会長就任挨拶

大平 義隆(北海学園大学)

工業経営研究学会会員の皆様、北海学園大学経営学部の大平義隆と申します。工業経営研究学会12期理事会の第1回が2021年9月9日にZOOMで開催され、学会長を仰せつかりました。ここで、学会長就任のご挨拶として、学会に対する私の理解をお示しし、学会発展のためのご協力を皆様にお願いしたいと思います。

初めに、工業経営研究学会についてです。この学会は1986年に田杉競先生の呼びかけで発足した、我が国の学会の一つであって、モノづくりに関する企業活動を研究対象にする学会です。戦後、重化学工業化の成功で高度経済成長を成し遂げました。その背景は、欧米と異なる制度、すなわち三種の神器(終身雇用、年功制、企業内組合)だといわれています。オイルショック後、低コスト高品質化、ME化で低経済成長を成し遂げました。その背景はQCサークル、改善活動、多能工化、チーム作業方式、JITなどの生産システムの弾力性によるものでした1)。この学会は、こうした中で発足します。生産システムと弾力性、モノづくりのシステムとそれを支える人間のシステム、即ちモノづくりに関する企業活動、これを研究対象にする学会だと理解しています。私は、上記の「弾力性」「それを支える人間のシステム」「関する企業活動」に興味2)を惹かれ1989年大会3)からこの学会に参加しているバーナディアンです。

さて、工業経営研究の課題についてです。その後、バブル崩壊を機に日本的という言葉が消えていきます。生産システムやモノづくりのシステムでは、モジュール化、標準化、オープン化といったビジネスモデルが議論されてきました。弾力性や支える人間システムでは、働き方改革の対象となり、標準的な雇用制度が志向されています。ところがこうした変更には違和感を覚えます。工業経営研究で感じる違和感は、これと同じことではないでしょうか。我々が注目すべきはこの違和感ではないでしょうか。なぜ違和感が生じるのか、何を見落としているのか、なぜ放置してきているのか、これまで通り、地道な研究を積み上げましょう。

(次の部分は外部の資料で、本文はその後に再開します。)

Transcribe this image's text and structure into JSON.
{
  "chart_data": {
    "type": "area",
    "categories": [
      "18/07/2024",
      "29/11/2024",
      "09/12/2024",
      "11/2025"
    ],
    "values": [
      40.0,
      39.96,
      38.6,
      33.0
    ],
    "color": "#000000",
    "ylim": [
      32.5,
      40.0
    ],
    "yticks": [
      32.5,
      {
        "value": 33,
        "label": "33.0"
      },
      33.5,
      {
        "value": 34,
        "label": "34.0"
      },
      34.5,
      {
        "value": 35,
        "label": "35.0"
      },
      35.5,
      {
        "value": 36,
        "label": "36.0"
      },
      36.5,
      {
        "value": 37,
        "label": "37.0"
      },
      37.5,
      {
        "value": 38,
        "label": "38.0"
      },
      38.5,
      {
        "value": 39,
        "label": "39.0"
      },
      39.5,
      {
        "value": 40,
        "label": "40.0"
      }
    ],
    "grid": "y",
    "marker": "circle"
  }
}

次に、工業経営研究学会の魅力です。魅力を述べるのは、会員の皆様に学会のお仲間を増やす働きをしていただくためです。第1に日本の経営の中心にあるモノづくりに関する企業活動を研究対象にする学会であることです。それゆえに、大きな責任があるところが魅力となるはずです。同時に、それを感じ取った人たちが集うところが魅力を膨らませています。第2に技術と理論の調和、現場主義の理念です。調和は理事会が東西で交換されるたび技術と理論が現れます。また、大会ごとに工場の現場見学が用意され、様々な工夫とともに現場に近い学会でいることができています。第3に国際的な活動をしていることです。会員すべてが参加できるグローバル研究分科会は海外企業の現場視察を30年近く毎年続けています。また数年に1度の海外開催は本学会の大きな特徴です。第4に年2回発行される、質の高い論文審査に支えられた学会誌があります。さらに質を高めるために、多くの会員に皆様には学会誌への投稿をお願いします。第5に優秀な研究を奨励する仕組みがあります。私は台湾東海大学の劉先生と、第1回の奨励賞を受賞し、本当にうれしく、その後の研究の支えになりました。こうした思いを広げるべく、研究奨励の仕組みを工夫していきます。

最後に、これまで特別に4年間コロナ下での困難なかじ取りしながら、モノづくり経営の研究を大きく前に進められた廣瀬会長と11期の理事会の皆様に心からの感謝を申し上げます。今後3年間、私と理事会の役員は、会員の皆様に有意義なサービスを提供し、かつ学会の成果が最大となるように、全理事会と気持ちをつなげながら努力してまいります。どうぞよろしくお願いします。

参照
1)風間(2017)の歴史的解釈を参考にさせていただきました
2)大平(2017)により詳しく興味のあり方が示されています。
3)1989年大会は関東地方で初めて、早稲田大学で大平金一先生を実行委員長として開催されました。
参考文献
風間信隆(2017)「工業経営研究の歩みと新たな課題」工業経営研究学会編『変革期のモノづくり革新』中央経済社。
大平義隆(2017)「我が国工業部門の経営管理における文化差の解釈」、工業経営研究学会編『変革期のモノづくり革新』中央経済社。
田口直樹(2017)「日本のモノづくり技術の再評価と技術競争力再評価の課題」、工業経営研究学会編『変革期のモノづくり革新』中央経済社。